The litigation is thus disposed of, i.e., we reach our determination solely and entirely from the language used in the deed itself; however, it is interesting to note that Mrs. Fletcher apparently felt that she was only possessed of a life estate in the property. In the first place, wishing to construct a bungalow upon a tract in the northwest corner of the property conveyed in the deed, Mrs. Fletcher, many years ago, purchased this particular tract from the children and grandchild of J. H. Fletcher, paying to them the sum of $300 for the property. Joe Yingst, caretaker at the First Methodist Church for the past seven years, testified that the church is located right east of the Fletcher “home place,” and he went to the Fletcher home once a week for five or six years before her death to wind a clock; that Mrs. Fletcher told him that the Methodist people wanted to buy a strip across her lot for a parking lot, but that “she couldn’t sell it.” Yingst was not acquainted with appellants, and apparently had no interest in the case. He also testified that she said, “she guessed the church was counting the days so they could buy the property from the heirs.”

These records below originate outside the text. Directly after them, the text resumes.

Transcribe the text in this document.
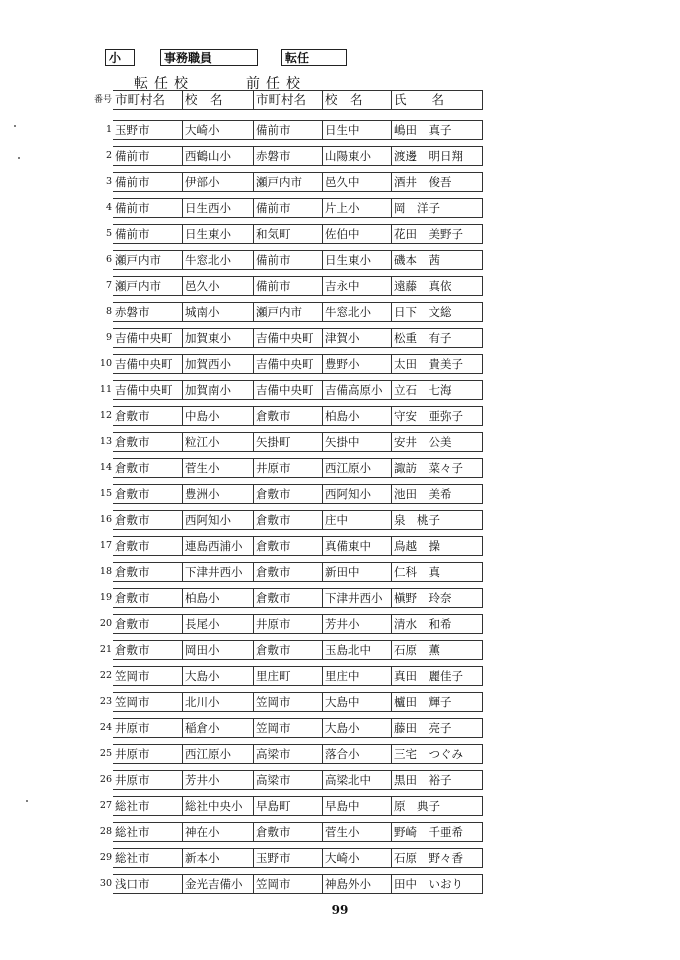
小	事務職員	転任
転任校	前任校
番号	市町村名	校　名	市町村名	校　名	氏　　名

1	玉野市	大崎小	備前市	日生中	嶋田　真子

2	備前市	西鶴山小	赤磐市	山陽東小	渡邊　明日翔

3	備前市	伊部小	瀬戸内市	邑久中	酒井　俊吾

4	備前市	日生西小	備前市	片上小	岡　洋子

5	備前市	日生東小	和気町	佐伯中	花田　美野子

6	瀬戸内市	牛窓北小	備前市	日生東小	磯本　茜

7	瀬戸内市	邑久小	備前市	吉永中	遠藤　真依

8	赤磐市	城南小	瀬戸内市	牛窓北小	日下　文総

9	吉備中央町	加賀東小	吉備中央町	津賀小	松重　有子

10	吉備中央町	加賀西小	吉備中央町	豊野小	太田　貴美子

11	吉備中央町	加賀南小	吉備中央町	吉備高原小	立石　七海

12	倉敷市	中島小	倉敷市	柏島小	守安　亜弥子

13	倉敷市	粒江小	矢掛町	矢掛中	安井　公美

14	倉敷市	菅生小	井原市	西江原小	諏訪　菜々子

15	倉敷市	豊洲小	倉敷市	西阿知小	池田　美希

16	倉敷市	西阿知小	倉敷市	庄中	泉　桃子

17	倉敷市	連島西浦小	倉敷市	真備東中	鳥越　操

18	倉敷市	下津井西小	倉敷市	新田中	仁科　真

19	倉敷市	柏島小	倉敷市	下津井西小	槇野　玲奈

20	倉敷市	長尾小	井原市	芳井小	清水　和希

21	倉敷市	岡田小	倉敷市	玉島北中	石原　薫

22	笠岡市	大島小	里庄町	里庄中	真田　麗佳子

23	笠岡市	北川小	笠岡市	大島中	櫨田　輝子

24	井原市	稲倉小	笠岡市	大島小	藤田　亮子

25	井原市	西江原小	高梁市	落合小	三宅　つぐみ

26	井原市	芳井小	高梁市	高梁北中	黒田　裕子

27	総社市	総社中央小	早島町	早島中	原　典子

28	総社市	神在小	倉敷市	菅生小	野崎　千亜希

29	総社市	新本小	玉野市	大崎小	石原　野々香

30	浅口市	金光吉備小	笠岡市	神島外小	田中　いおり
99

Mrs. Sadie Croft, 83 years of age, testified that she had known Ella Fletcher from 1914 until the time of her death; that she and Mrs. Fletcher were close friends and visited back and forth. Mrs. Croft stated that Mrs. Fletcher told her of the efforts of the Methodist church to buy the property mentioned, and “she said she couldn’t sell it because it belonged to the Fletcher estate. * * * She said they kept wanting to buy it but she couldn’t sell it.” A few other instances appear in the record which indicate that Mrs. Fletcher considered she only held a life interest, but as heretofore stated, our conclusions are based solely upon the provisions in the deed, which we consider to be clear and unambiguous.

In accordance with the reasoning herein set forth, we are of the opinion that Mrs. Fletcher only held ab*227solute title to the tract,4 heretofore referred to, wherein she purchased, for $300.00, the interest of the daughters and granddaughter of J. H. Fletcher. Appellees have no valid claim to the balance of the property in litigation.

The decree is reversed, and the cause remanded to the Washington Chancery Court with directions to enter a decree not inconsistent with this opinion.